Ce n’est pas parce qu’on connaît la chanson qu’on connaît les paroles…
Comme tout le monde, il m’arrive d’être terrorisée par l’échec, tétanisée par la peur, de plier sous le sentiment de l’imposteur·rice, de me remettre en question au point de ne plus trouver de réponses rationnelles aux obstacles que je rencontre.
Pourtant, je connais la chanson.
Depuis quelques années, j’ai entrepris un long et passionnant travail de [dé]composition du grand concert des inégalités que nous avons déjà toustes vu, entendu, fredonné sans même en connaître les paroles.
Comprendre de quoi est faite la grande rengaine des inégalités c’est comme prendre soudainement conscience de la médiocrité, de la vulgarité, de la stupidité, de la violence de paroles de chansons sur lesquelles nous avons dansé, pleuré, aimé, accéléré, hurlé pendant 20 ans.
Impossible de continuer à fredonner “Vas-y Francky c’est bon” au supermarché (dernier lieu de fun pendant cette période de restriction) en toute décontraction…
Difficile de verser sa larme sur “Every move you make, I’ll be watching you, oh baby can’t you see, you belong to me”, une fois compris que ce n’est pas une déclaration d’amour mais un aveu musical d’un harceleur psychopathe…
L’idée avec Nouvelles Interactions, c’est de découvrir les paroles qui font que nous fredonnons cet air sexiste sans nous en rendre compte.
Adieu Patrick Juvet 💋
Plus qu’un solo, c’est tout un orchestre qui joue cette inquiétante partition.

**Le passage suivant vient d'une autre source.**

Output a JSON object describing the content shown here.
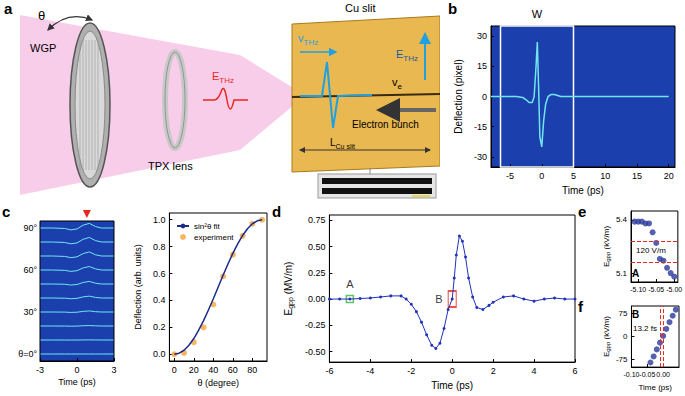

C’est l’accumulation des préjugés à vent, des pensées limitantes en cuivre, des stéréotypes sexistes à bois, des idées reçues misogynes à percussion — placé·e·s là, dans notre éducation, depuis des générations — qui creuse les inégalités sans que nous en ayant conscience. Nous avons donc intérêt à nous pencher sur la fosse, à scruter cette fanfare composée :
- de principes religieux dont les messagers ont transformé les mots d’hommes en évangiles, légitimant hypocritement des massacres théologiques, s’accordant assez unanimement sur la soumission du 2eme sexe “parce que Dieu le veut”
- de découvertes paléontologiques, scientifiques…interprétées à travers des biais cognitifs de confirmation qui font que l’on trouve toujours ce que l’on cherche, que l’on nie encore des études scientifiques solides sur la plasticité cérébrale — la capacité de notre cerveau à acquérir de nouvelles compétences par l’expérience, de fabriquer des synapses tout au long de notre vie — ou d’autres études encore sur la testostérone que nous fabriquons quand nous sommes dans une situation de domination et non l’inverse…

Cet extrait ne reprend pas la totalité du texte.